Only a woman fantasizes bullets striking a man’s back at orgasm; a man’s fantasy at orgasm was firing bullets into the wife’s husband. Leah wonders if Max gets excited when they talk about sex.

FAMILY BUSINESS

ANGELO SANK BACK in the seat of the big Mercedes and let Sonny talk. He only half-listened because he was noticing that his Aunt Leah’s realty corporations owned every other commercial parcel in northwest Tucson. Sonny was talking as fast as he was driving, cutting in and out of traffic, doing sixty up Oracle Road. Before Angelo had come West, one rumor he’d heard was Uncle Max played golf only on
one
golf course. The course with the desert landscaping. He had pictured the holes with their colored flags and numbers on the pin surrounded by a green of solid rock or adobe clay. The first visit to Max on the golf course had disappointed Angelo. The greens had finely manicured green grass, and the fairways connecting the holes, while a little sparse and yellow on the edges, were still grassy. The hazards were desert hazards, and Angelo had found them quite wonderful. Not only did the unwary golfer risk sending a ball into a sand trap, the spiny desert trees—paloverde and mesquite—growing along the edges of the fairways created an impenetrable jungle. The best hazard was formed not with deep sand or boulders and big rocks or even with the desert trees. The best hazard was a wide strip of cholla cactus branching up as tall as six feet, their spines so thick they resembled yellowish fur. Max had all kinds of funny stories about vacationers, winter visitors, playing golf there for the first time and attempting a save from the center of the cactus hazard. Teddy bear or jumping cactus, Max called the chollas, and he claimed he’d seen golfers with segments of the spiny branches sticking to their heads, their asses, and even stuck to an ear.

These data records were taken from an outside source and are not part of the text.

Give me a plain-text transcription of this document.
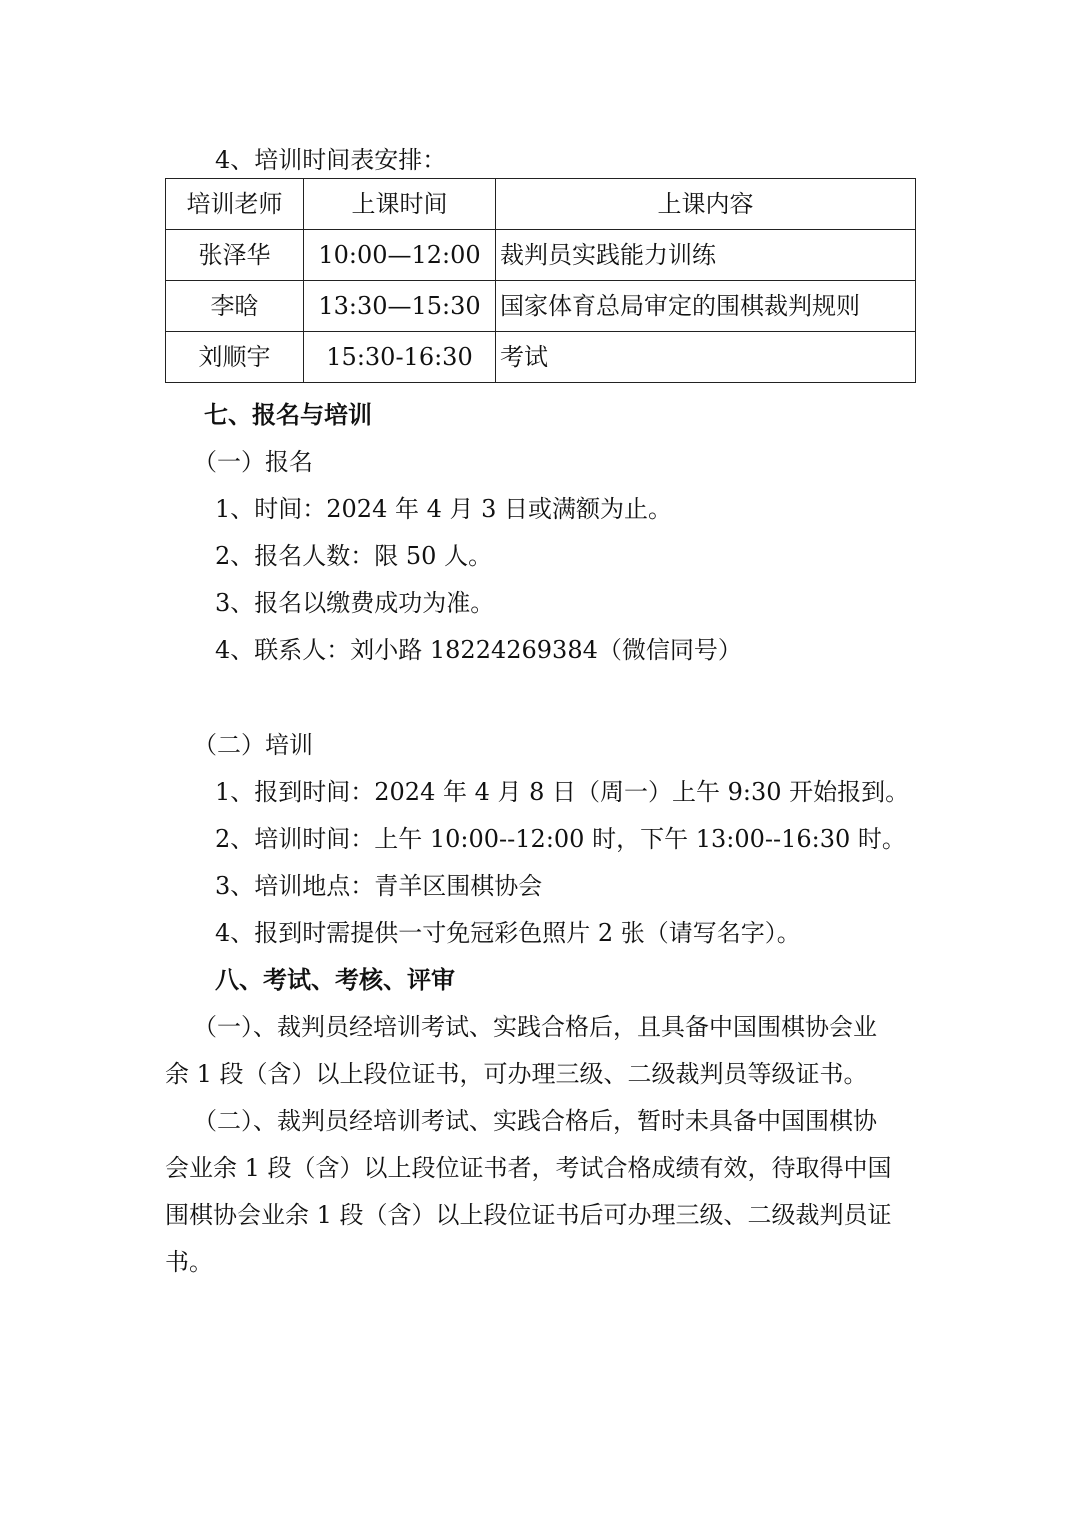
4、培训时间表安排：
培训老师	上课时间	上课内容
张泽华	10:00—12:00	裁判员实践能力训练
李晗	13:30—15:30	国家体育总局审定的围棋裁判规则
刘顺宇	15:30-16:30	考试
七、报名与培训
（一）报名
1、时间：2024 年 4 月 3 日或满额为止。
2、报名人数：限 50 人。
3、报名以缴费成功为准。
4、联系人：刘小路 18224269384（微信同号）
（二）培训
1、报到时间：2024 年 4 月 8 日（周一）上午 9:30 开始报到。
2、培训时间：上午 10:00--12:00 时，下午 13:00--16:30 时。
3、培训地点：青羊区围棋协会
4、报到时需提供一寸免冠彩色照片 2 张（请写名字）。
八、考试、考核、评审
（一）、裁判员经培训考试、实践合格后，且具备中国围棋协会业
余 1 段（含）以上段位证书，可办理三级、二级裁判员等级证书。
（二）、裁判员经培训考试、实践合格后，暂时未具备中国围棋协
会业余 1 段（含）以上段位证书者，考试合格成绩有效，待取得中国
围棋协会业余 1 段（含）以上段位证书后可办理三级、二级裁判员证
书。
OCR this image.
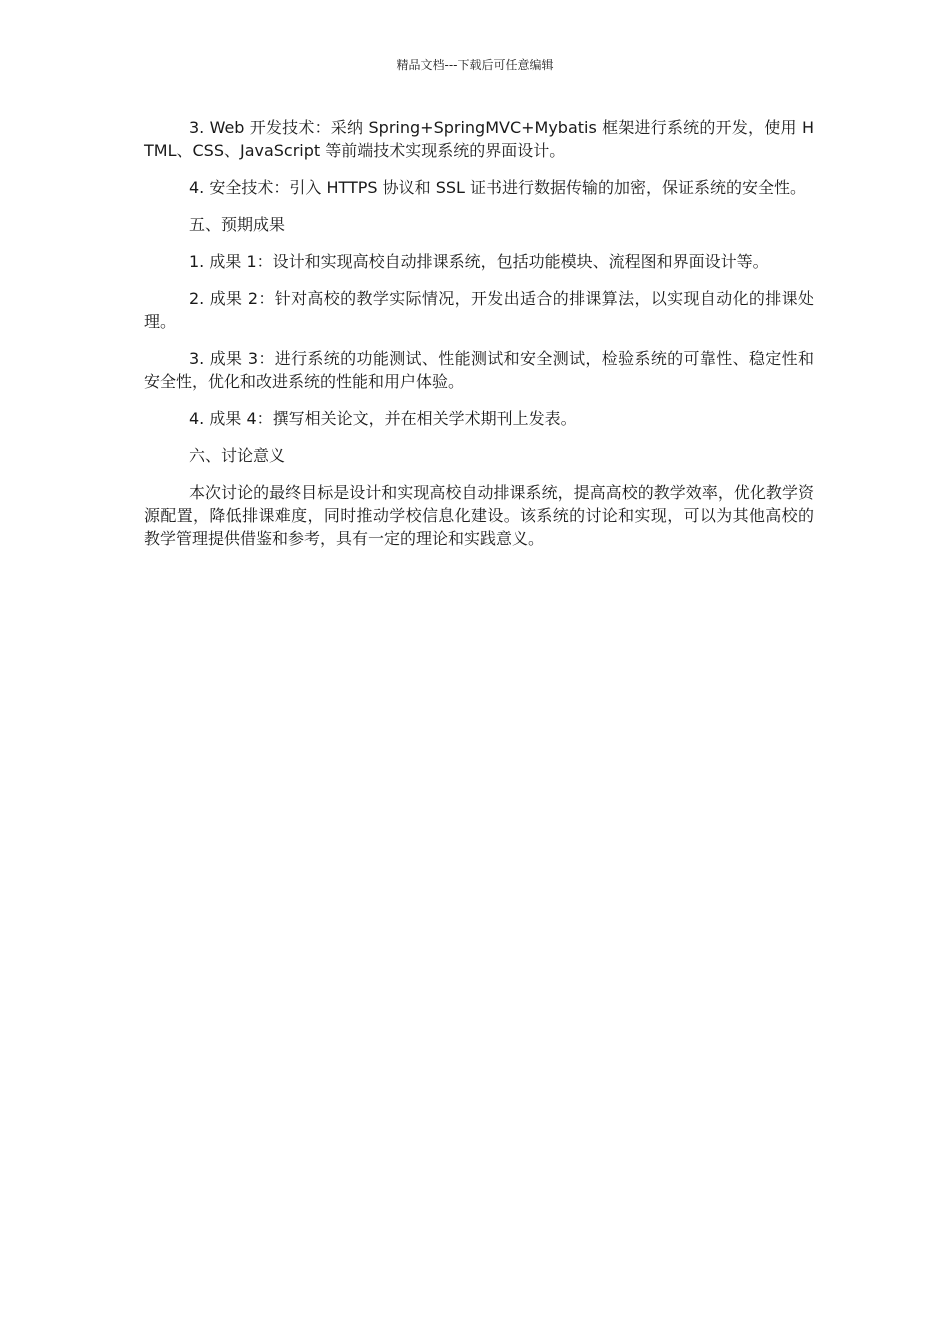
精品文档---下载后可任意编辑

3. Web 开发技术：采纳 Spring+SpringMVC+Mybatis 框架进行系统的开发，使用 HTML、CSS、JavaScript 等前端技术实现系统的界面设计。

4. 安全技术：引入 HTTPS 协议和 SSL 证书进行数据传输的加密，保证系统的安全性。

五、预期成果

1. 成果 1：设计和实现高校自动排课系统，包括功能模块、流程图和界面设计等。

2. 成果 2：针对高校的教学实际情况，开发出适合的排课算法，以实现自动化的排课处理。

3. 成果 3：进行系统的功能测试、性能测试和安全测试，检验系统的可靠性、稳定性和安全性，优化和改进系统的性能和用户体验。

4. 成果 4：撰写相关论文，并在相关学术期刊上发表。

六、讨论意义

本次讨论的最终目标是设计和实现高校自动排课系统，提高高校的教学效率，优化教学资源配置，降低排课难度，同时推动学校信息化建设。该系统的讨论和实现，可以为其他高校的教学管理提供借鉴和参考，具有一定的理论和实践意义。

What Sonny is talking about is the task facing their organization. He is talking about percentages of nets and grosses. Sonny is talking expansions and resistance and what the competition is hoping to expand into. Angelo always feels a vague uneasiness when he hears Sonny or
Bingo talk like that. Angelo likes what he does with the horses: checking up on the racetracks the organization controls.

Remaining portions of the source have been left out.